Wednesday, June 17, 2009

OLYMPIAN Reports On New Director's Intentions

DSHS leader backs change to state foster care system

The Olympian | • Published June 17, 2009

New Department of Social and Health Services Secretary Susan N. Dreyfus told foster care experts Monday that she will embrace a 2004 lawsuit settlement as a way to improve the system.

It was encouraging to the panel, which recounted halting changes by the department under two previous leaders.

“I think we’ve had five years of starts and stops,” said Jess McDonald, who once headed Illinois’ child welfare system.

He is a member of the Braam Panel. It was created to oversee a settlement that called for improvements such as lower caseloads for social workers, more social worker visits to foster homes and faster checks on foster children’s educational and health needs.

“I see well-intentioned people try to move forward one step at a time. But what I don’t see is a commitment to using the Braam settlement as a way to move forward,” said Jan McCarthy, a mental health expert from Georgetown University.

A year ago, attorneys representing the state’s roughly 10,000 foster children complained the state was dragging its heels. A judge agreed with them and ordered the state to speed up improvements.

Dreyfus, who left a social service role in Wisconsin, said she considered the lawsuit before taking the Olympia job and agrees with its goals.

“What you will find with me is someone who is committed to seeing the implementation of this settlement,” she said. “Not because it’s a settlement, but because everything that’s in it is good for the children who come to the attention of the system. I would not argue with any of it.”

Panel members seemed pleased with her approach to changing the Children’s Administration, a division of her 19,000-employee agency.

“You bring an excitement and an enthusiasm that I hope permeates the whole organization by noon tomorrow,” McDonald said.

But they also said she faces more challenges than changing the bureaucracy. Panel chairman John Landsverk noted the recession makes it “an absolutely abysmal time from a budget prospective.”

Casey Trupin of Columbia Legal Services, representing the foster children in the case, asked Dreyfus to commit to improvements that could be proved, not “data spin.”

“They have to be permanent changes,” he said.

2 comments:

Anonymous said...

We need to take advantage of the budget crunch and challenge a few things that can be challenged right now.
At the Braam Panel hearing I recommended a new approach that I feel would help families a great deal while at the same time would cut the budget in half. I borrowed from a couple of different legal approaches to come up with this.
The first aspect is the Deferred Prosecution approach. In this, a family would have 12 months of treatment and monitoring and 12 months of once a month monitoring.

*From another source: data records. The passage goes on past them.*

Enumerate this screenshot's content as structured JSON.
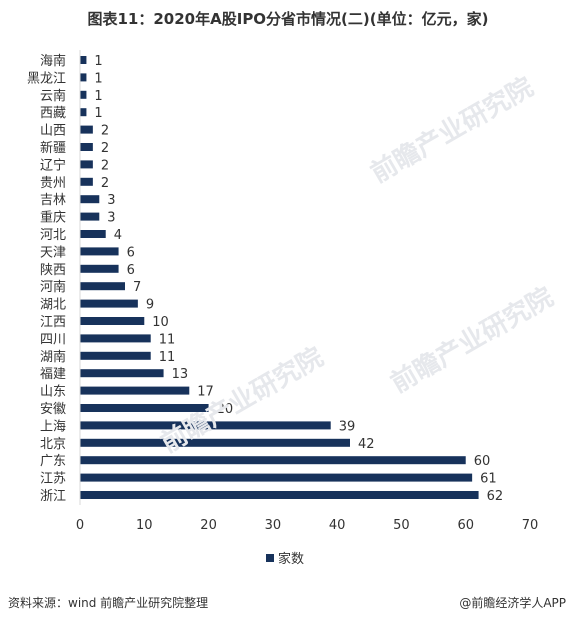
{
  "title": "图表11：2020年A股IPO分省市情况(二)(单位：亿元，家)",
  "footer": {
    "source": "资料来源：wind 前瞻产业研究院整理",
    "brand": "@前瞻经济学人APP"
  },
  "watermark": "前瞻产业研究院",
  "colors": {
    "bar": "#17325b",
    "axis": "#d9d9d9",
    "text": "#333333"
  },
  "chart_data": {
    "type": "bar",
    "orientation": "horizontal",
    "categories": [
      "海南",
      "黑龙江",
      "云南",
      "西藏",
      "山西",
      "新疆",
      "辽宁",
      "贵州",
      "吉林",
      "重庆",
      "河北",
      "天津",
      "陕西",
      "河南",
      "湖北",
      "江西",
      "四川",
      "湖南",
      "福建",
      "山东",
      "安徽",
      "上海",
      "北京",
      "广东",
      "江苏",
      "浙江"
    ],
    "series": [
      {
        "name": "家数",
        "values": [
          1,
          1,
          1,
          1,
          2,
          2,
          2,
          2,
          3,
          3,
          4,
          6,
          6,
          7,
          9,
          10,
          11,
          11,
          13,
          17,
          20,
          39,
          42,
          60,
          61,
          62
        ]
      }
    ],
    "xlim": [
      0,
      70
    ],
    "xticks": [
      0,
      10,
      20,
      30,
      40,
      50,
      60,
      70
    ],
    "grid": false,
    "legend": "bottom"
  }
}
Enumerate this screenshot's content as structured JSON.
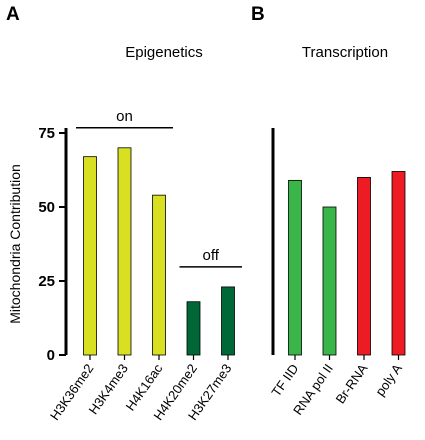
{
  "chart_data": [
    {
      "type": "bar",
      "panel": "A",
      "title": "Epigenetics",
      "ylabel": "Mitochondria Contribution",
      "ylim": [
        0,
        75
      ],
      "yticks": [
        "0",
        "25",
        "50",
        "75"
      ],
      "categories": [
        "H3K36me2",
        "H3K4me3",
        "H4K16ac",
        "H4K20me2",
        "H3K27me3"
      ],
      "values": [
        67,
        70,
        54,
        18,
        23
      ],
      "colors": [
        "#d9e021",
        "#d9e021",
        "#d9e021",
        "#006837",
        "#006837"
      ],
      "groups": [
        {
          "label": "on",
          "from": 0,
          "to": 2
        },
        {
          "label": "off",
          "from": 3,
          "to": 4
        }
      ]
    },
    {
      "type": "bar",
      "panel": "B",
      "title": "Transcription",
      "ylim": [
        0,
        75
      ],
      "categories": [
        "TF IID",
        "RNA pol II",
        "Br-RNA",
        "poly A"
      ],
      "values": [
        59,
        50,
        60,
        62
      ],
      "colors": [
        "#39b54a",
        "#39b54a",
        "#ed1c24",
        "#ed1c24"
      ]
    }
  ]
}
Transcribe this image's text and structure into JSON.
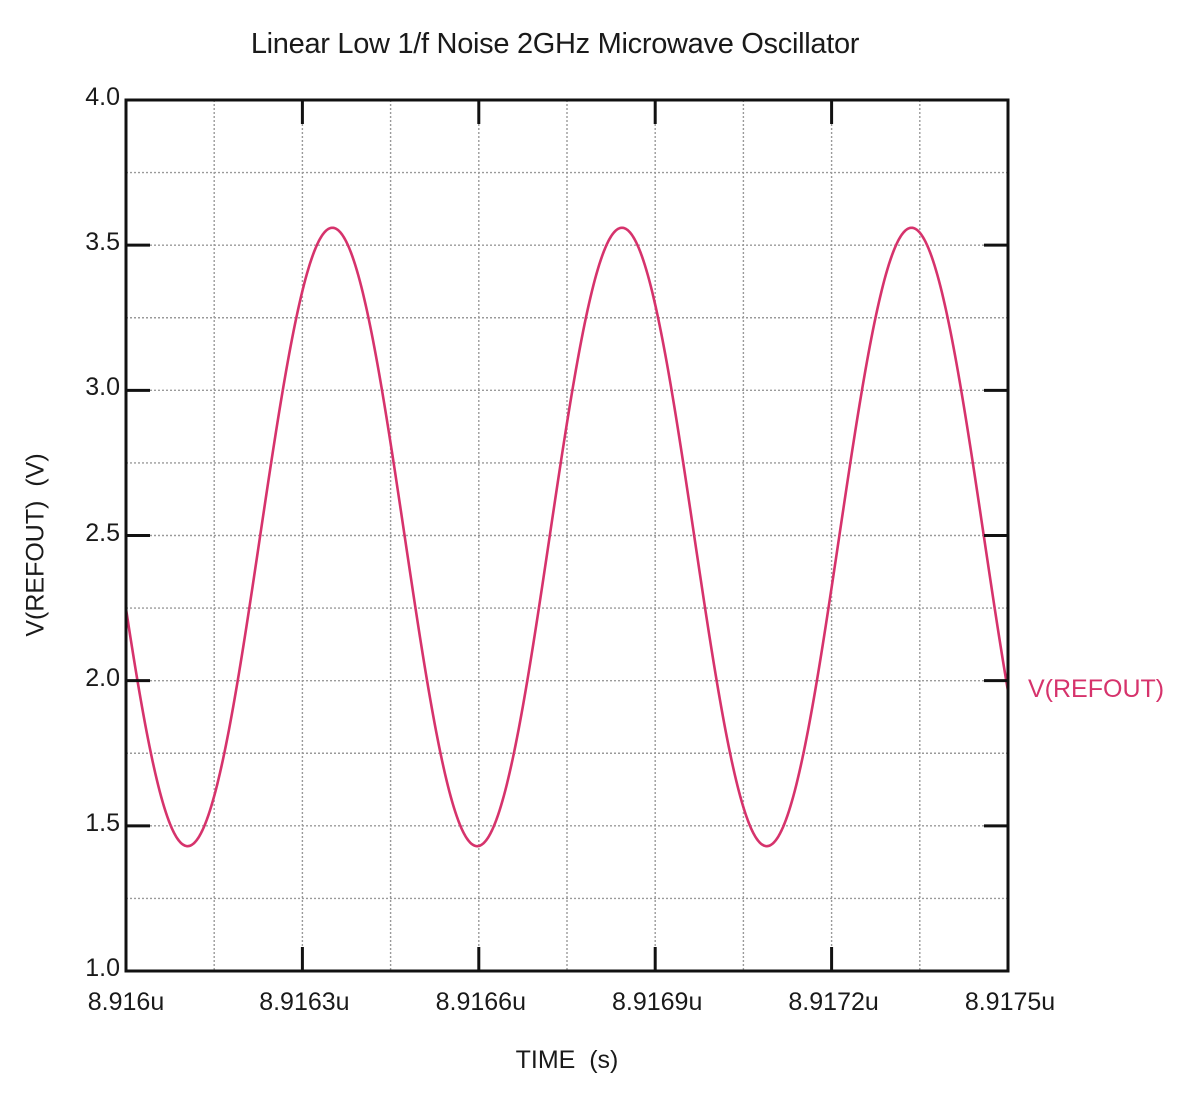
{
  "chart_data": {
    "type": "line",
    "title": "Linear Low 1/f Noise 2GHz Microwave Oscillator",
    "xlabel": "TIME  (s)",
    "ylabel": "V(REFOUT)  (V)",
    "x_tick_labels": [
      "8.916u",
      "8.9163u",
      "8.9166u",
      "8.9169u",
      "8.9172u",
      "8.9175u"
    ],
    "x_ticks_us": [
      8.916,
      8.9163,
      8.9166,
      8.9169,
      8.9172,
      8.9175
    ],
    "y_tick_labels": [
      "4.0",
      "3.5",
      "3.0",
      "2.5",
      "2.0",
      "1.5",
      "1.0"
    ],
    "y_ticks": [
      4.0,
      3.5,
      3.0,
      2.5,
      2.0,
      1.5,
      1.0
    ],
    "xlim_us": [
      8.916,
      8.9175
    ],
    "ylim": [
      1.0,
      4.0
    ],
    "grid": true,
    "grid_style": "dotted, minor lines at half-intervals",
    "legend": {
      "position": "right-inline",
      "entries": [
        "V(REFOUT)"
      ]
    },
    "series": [
      {
        "name": "V(REFOUT)",
        "color": "#d6336c",
        "description": "sinusoid ~2.02 GHz, peak ~3.56 V, trough ~1.43 V, mean ~2.49 V",
        "peaks": [
          {
            "t_us": 8.91635,
            "v": 3.56
          },
          {
            "t_us": 8.91684,
            "v": 3.56
          },
          {
            "t_us": 8.91734,
            "v": 3.56
          }
        ],
        "troughs": [
          {
            "t_us": 8.9161,
            "v": 1.43
          },
          {
            "t_us": 8.91659,
            "v": 1.43
          },
          {
            "t_us": 8.91709,
            "v": 1.43
          }
        ],
        "x_us": [
          8.916,
          8.91605,
          8.9161,
          8.91615,
          8.9162,
          8.91625,
          8.9163,
          8.91635,
          8.9164,
          8.91645,
          8.9165,
          8.91655,
          8.9166,
          8.91665,
          8.9167,
          8.91675,
          8.9168,
          8.91685,
          8.9169,
          8.91695,
          8.917,
          8.91705,
          8.9171,
          8.91715,
          8.9172,
          8.91725,
          8.9173,
          8.91735,
          8.9174,
          8.91745,
          8.9175
        ],
        "values": [
          2.2,
          1.61,
          1.43,
          1.78,
          2.4,
          3.02,
          3.46,
          3.55,
          3.23,
          2.64,
          2.0,
          1.54,
          1.44,
          1.8,
          2.45,
          3.06,
          3.47,
          3.55,
          3.2,
          2.6,
          1.96,
          1.51,
          1.45,
          1.86,
          2.49,
          3.1,
          3.5,
          3.55,
          3.16,
          2.55,
          1.93
        ]
      }
    ],
    "model": {
      "offset": 2.495,
      "amplitude": 1.065,
      "period_ns": 0.4925,
      "peak_t_us": 8.916351
    }
  },
  "colors": {
    "trace": "#d6336c",
    "axis": "#111111",
    "grid": "#9a9a9a"
  }
}
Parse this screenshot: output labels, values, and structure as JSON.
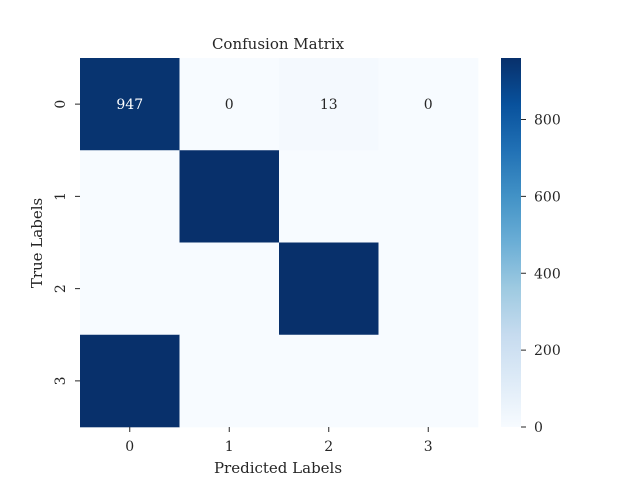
{
  "chart_data": {
    "type": "heatmap",
    "title": "Confusion Matrix",
    "xlabel": "Predicted Labels",
    "ylabel": "True Labels",
    "x_categories": [
      "0",
      "1",
      "2",
      "3"
    ],
    "y_categories": [
      "0",
      "1",
      "2",
      "3"
    ],
    "values": [
      [
        947,
        0,
        13,
        0
      ],
      [
        0,
        960,
        0,
        0
      ],
      [
        0,
        0,
        960,
        0
      ],
      [
        960,
        0,
        0,
        0
      ]
    ],
    "annotations": [
      [
        "947",
        "0",
        "13",
        "0"
      ],
      [
        null,
        null,
        null,
        null
      ],
      [
        null,
        null,
        null,
        null
      ],
      [
        null,
        null,
        null,
        null
      ]
    ],
    "colormap": "Blues",
    "colorbar": {
      "range": [
        0,
        960
      ],
      "ticks": [
        0,
        200,
        400,
        600,
        800
      ],
      "tick_labels": [
        "0",
        "200",
        "400",
        "600",
        "800"
      ]
    },
    "grid": false,
    "legend": "none"
  }
}
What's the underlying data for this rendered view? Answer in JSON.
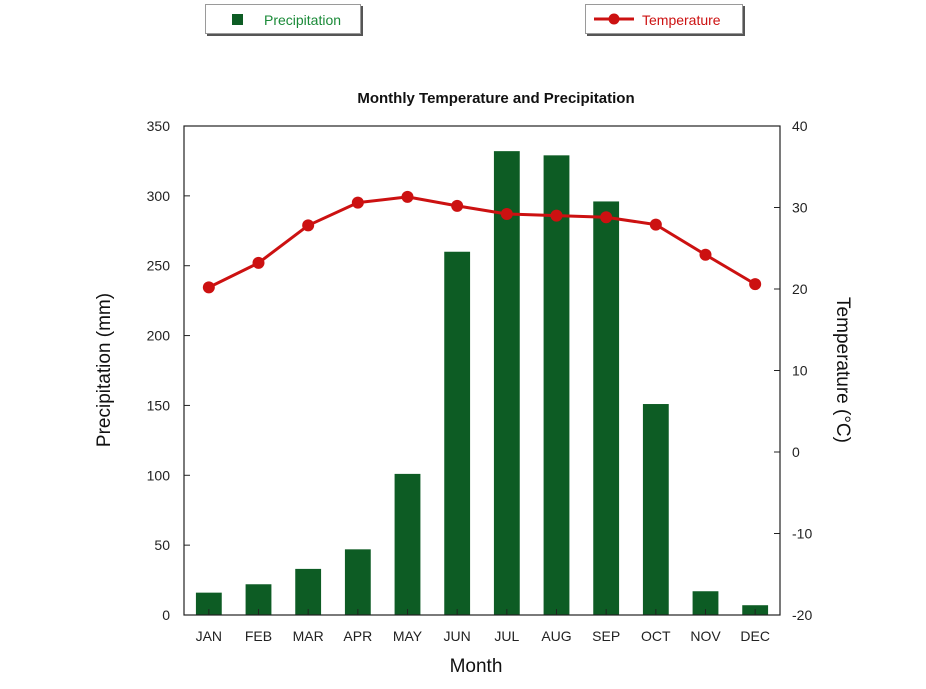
{
  "chart_data": {
    "type": "bar+line",
    "title": "Monthly Temperature and Precipitation",
    "xlabel": "Month",
    "ylabel_left": "Precipitation (mm)",
    "ylabel_right": "Temperature (°C)",
    "categories": [
      "JAN",
      "FEB",
      "MAR",
      "APR",
      "MAY",
      "JUN",
      "JUL",
      "AUG",
      "SEP",
      "OCT",
      "NOV",
      "DEC"
    ],
    "left_ylim": [
      0,
      350
    ],
    "left_ticks": [
      0,
      50,
      100,
      150,
      200,
      250,
      300,
      350
    ],
    "right_ylim": [
      -20,
      40
    ],
    "right_ticks": [
      -20,
      -10,
      0,
      10,
      20,
      30,
      40
    ],
    "series": [
      {
        "name": "Precipitation",
        "type": "bar",
        "axis": "left",
        "color": "#0d5c24",
        "values": [
          16,
          22,
          33,
          47,
          101,
          260,
          332,
          329,
          296,
          151,
          17,
          7
        ]
      },
      {
        "name": "Temperature",
        "type": "line",
        "axis": "right",
        "color": "#cc1111",
        "values": [
          20.2,
          23.2,
          27.8,
          30.6,
          31.3,
          30.2,
          29.2,
          29.0,
          28.8,
          27.9,
          24.2,
          20.6
        ]
      }
    ],
    "grid": false,
    "legend_placement": "top"
  }
}
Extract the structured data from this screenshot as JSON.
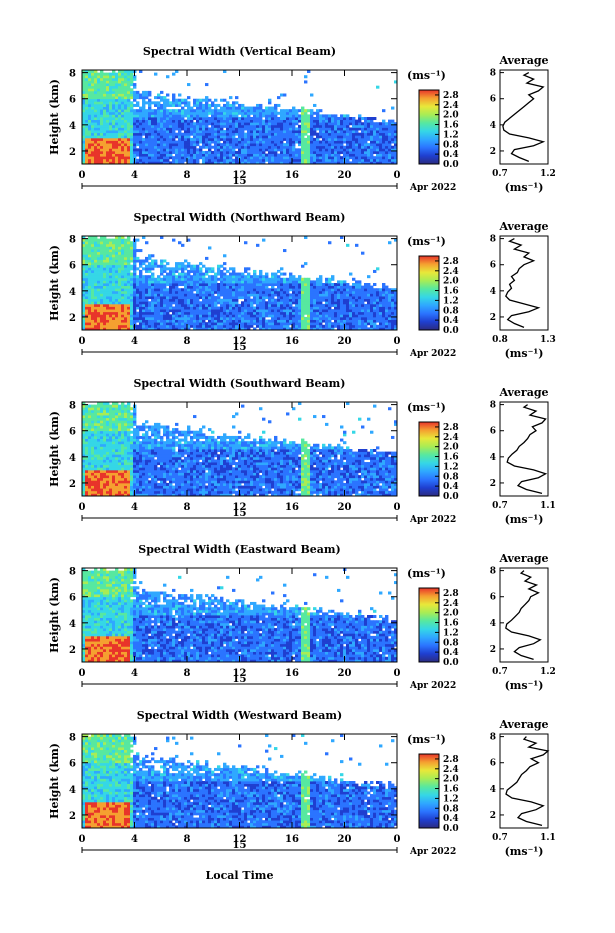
{
  "chart_data": {
    "type": "heatmap",
    "date_label": "Apr 2022",
    "day_label": "15",
    "xlabel_common": "Local Time",
    "x_ticks": [
      "0",
      "4",
      "8",
      "12",
      "16",
      "20",
      "0"
    ],
    "x_range_hours": [
      0,
      24
    ],
    "y_ticks": [
      "2",
      "4",
      "6",
      "8"
    ],
    "ylim_km": [
      1,
      8.2
    ],
    "ylabel": "Height (km)",
    "colorbar": {
      "unit": "(ms⁻¹)",
      "ticks": [
        "0.0",
        "0.4",
        "0.8",
        "1.2",
        "1.6",
        "2.0",
        "2.4",
        "2.8"
      ],
      "range": [
        0,
        3.0
      ],
      "colors": [
        "#2b2b80",
        "#1f3fd0",
        "#2b74ff",
        "#2fa8ff",
        "#35d7e6",
        "#57e8a0",
        "#a8ec55",
        "#e8e83a",
        "#f5a030",
        "#e8342a"
      ]
    },
    "average_title": "Average",
    "average_unit": "(ms⁻¹)",
    "panels": [
      {
        "title": "Spectral Width (Vertical Beam)",
        "avg_xticks": [
          "0.7",
          "1.2"
        ],
        "avg_xlim": [
          0.7,
          1.2
        ],
        "avg_profile": [
          [
            1.2,
            1.0
          ],
          [
            1.5,
            0.9
          ],
          [
            1.8,
            0.82
          ],
          [
            2.1,
            0.85
          ],
          [
            2.4,
            1.05
          ],
          [
            2.7,
            1.15
          ],
          [
            3.0,
            1.0
          ],
          [
            3.3,
            0.8
          ],
          [
            3.6,
            0.74
          ],
          [
            3.9,
            0.73
          ],
          [
            4.2,
            0.75
          ],
          [
            4.5,
            0.8
          ],
          [
            4.8,
            0.85
          ],
          [
            5.1,
            0.9
          ],
          [
            5.4,
            0.95
          ],
          [
            5.7,
            1.0
          ],
          [
            6.0,
            1.05
          ],
          [
            6.3,
            1.0
          ],
          [
            6.6,
            1.1
          ],
          [
            6.9,
            1.15
          ],
          [
            7.2,
            0.98
          ],
          [
            7.5,
            1.05
          ],
          [
            7.8,
            0.95
          ],
          [
            8.0,
            1.0
          ]
        ]
      },
      {
        "title": "Spectral Width (Northward Beam)",
        "avg_xticks": [
          "0.8",
          "1.3"
        ],
        "avg_xlim": [
          0.8,
          1.3
        ],
        "avg_profile": [
          [
            1.2,
            1.05
          ],
          [
            1.5,
            0.95
          ],
          [
            1.8,
            0.88
          ],
          [
            2.1,
            0.92
          ],
          [
            2.4,
            1.1
          ],
          [
            2.7,
            1.2
          ],
          [
            3.0,
            1.05
          ],
          [
            3.3,
            0.9
          ],
          [
            3.6,
            0.86
          ],
          [
            3.9,
            0.88
          ],
          [
            4.2,
            0.92
          ],
          [
            4.5,
            0.9
          ],
          [
            4.8,
            0.95
          ],
          [
            5.1,
            0.92
          ],
          [
            5.4,
            0.98
          ],
          [
            5.7,
            1.0
          ],
          [
            6.0,
            1.05
          ],
          [
            6.3,
            1.15
          ],
          [
            6.6,
            1.05
          ],
          [
            6.9,
            1.1
          ],
          [
            7.2,
            0.95
          ],
          [
            7.5,
            1.02
          ],
          [
            7.8,
            0.9
          ],
          [
            8.0,
            0.95
          ]
        ]
      },
      {
        "title": "Spectral Width (Southward Beam)",
        "avg_xticks": [
          "0.7",
          "1.1"
        ],
        "avg_xlim": [
          0.7,
          1.1
        ],
        "avg_profile": [
          [
            1.2,
            1.05
          ],
          [
            1.5,
            0.92
          ],
          [
            1.8,
            0.85
          ],
          [
            2.1,
            0.88
          ],
          [
            2.4,
            1.02
          ],
          [
            2.7,
            1.08
          ],
          [
            3.0,
            0.98
          ],
          [
            3.3,
            0.82
          ],
          [
            3.6,
            0.76
          ],
          [
            3.9,
            0.77
          ],
          [
            4.2,
            0.8
          ],
          [
            4.5,
            0.84
          ],
          [
            4.8,
            0.86
          ],
          [
            5.1,
            0.9
          ],
          [
            5.4,
            0.93
          ],
          [
            5.7,
            0.95
          ],
          [
            6.0,
            1.0
          ],
          [
            6.3,
            0.97
          ],
          [
            6.6,
            1.05
          ],
          [
            6.9,
            1.08
          ],
          [
            7.2,
            0.95
          ],
          [
            7.5,
            1.0
          ],
          [
            7.8,
            0.9
          ],
          [
            8.0,
            0.93
          ]
        ]
      },
      {
        "title": "Spectral Width (Eastward Beam)",
        "avg_xticks": [
          "0.7",
          "1.2"
        ],
        "avg_xlim": [
          0.7,
          1.2
        ],
        "avg_profile": [
          [
            1.2,
            1.05
          ],
          [
            1.5,
            0.92
          ],
          [
            1.8,
            0.85
          ],
          [
            2.1,
            0.9
          ],
          [
            2.4,
            1.05
          ],
          [
            2.7,
            1.12
          ],
          [
            3.0,
            1.0
          ],
          [
            3.3,
            0.82
          ],
          [
            3.6,
            0.76
          ],
          [
            3.9,
            0.77
          ],
          [
            4.2,
            0.82
          ],
          [
            4.5,
            0.86
          ],
          [
            4.8,
            0.9
          ],
          [
            5.1,
            0.92
          ],
          [
            5.4,
            0.96
          ],
          [
            5.7,
            1.0
          ],
          [
            6.0,
            1.02
          ],
          [
            6.3,
            1.1
          ],
          [
            6.6,
            1.0
          ],
          [
            6.9,
            1.08
          ],
          [
            7.2,
            0.96
          ],
          [
            7.5,
            1.02
          ],
          [
            7.8,
            0.92
          ],
          [
            8.0,
            0.95
          ]
        ]
      },
      {
        "title": "Spectral Width (Westward Beam)",
        "avg_xticks": [
          "0.7",
          "1.1"
        ],
        "avg_xlim": [
          0.7,
          1.1
        ],
        "avg_profile": [
          [
            1.2,
            1.05
          ],
          [
            1.5,
            0.92
          ],
          [
            1.8,
            0.85
          ],
          [
            2.1,
            0.88
          ],
          [
            2.4,
            1.0
          ],
          [
            2.7,
            1.06
          ],
          [
            3.0,
            0.96
          ],
          [
            3.3,
            0.8
          ],
          [
            3.6,
            0.75
          ],
          [
            3.9,
            0.76
          ],
          [
            4.2,
            0.8
          ],
          [
            4.5,
            0.84
          ],
          [
            4.8,
            0.86
          ],
          [
            5.1,
            0.88
          ],
          [
            5.4,
            0.92
          ],
          [
            5.7,
            0.95
          ],
          [
            6.0,
            1.02
          ],
          [
            6.3,
            0.96
          ],
          [
            6.6,
            1.06
          ],
          [
            6.9,
            1.1
          ],
          [
            7.2,
            0.94
          ],
          [
            7.5,
            1.0
          ],
          [
            7.8,
            0.9
          ],
          [
            8.0,
            0.92
          ]
        ]
      }
    ]
  }
}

I believe that all "neglect" cases could easily be done DP scheduling and qualified abuse cases as well. With this approach, the parent would agree to treatment and a type of DP then be able to engage in programming much faster. The start to finish time of getting the child back in the home would be greatly reduced.
The second aspect is what I saw in Drug Court. In Pierce County, case managers are right there in court meeting with clients in the back room. They quickly determine a case management path, have the clients sign a contract, then go into court with this contract.
I also complained about inadequate chemical dependency assessments where an individual should be in inpatient but they are given outpatient. This happens frequently when an outpatient program dependent on dollars does the assessment. I believe that an independent assessment agency should do the assessments.
Jan Smith

infinite freedom said...

With the attitude that nothing is really fundamentally wrong with this system, it can never get better. The CA lives in a fantasy world, where the social workers are the down trodden.

The pain and deaths of children and families does not exist in their enchanted utopia.

As long as the children and their families are silenced, their abuse by CA will not lessen.

No one can or will ever help the children in Washington State.

Child abuse and death by abuse by Washington State has gone on for so long that we have come to accept it as healthy and normal.

All we can do now is watch the children pray.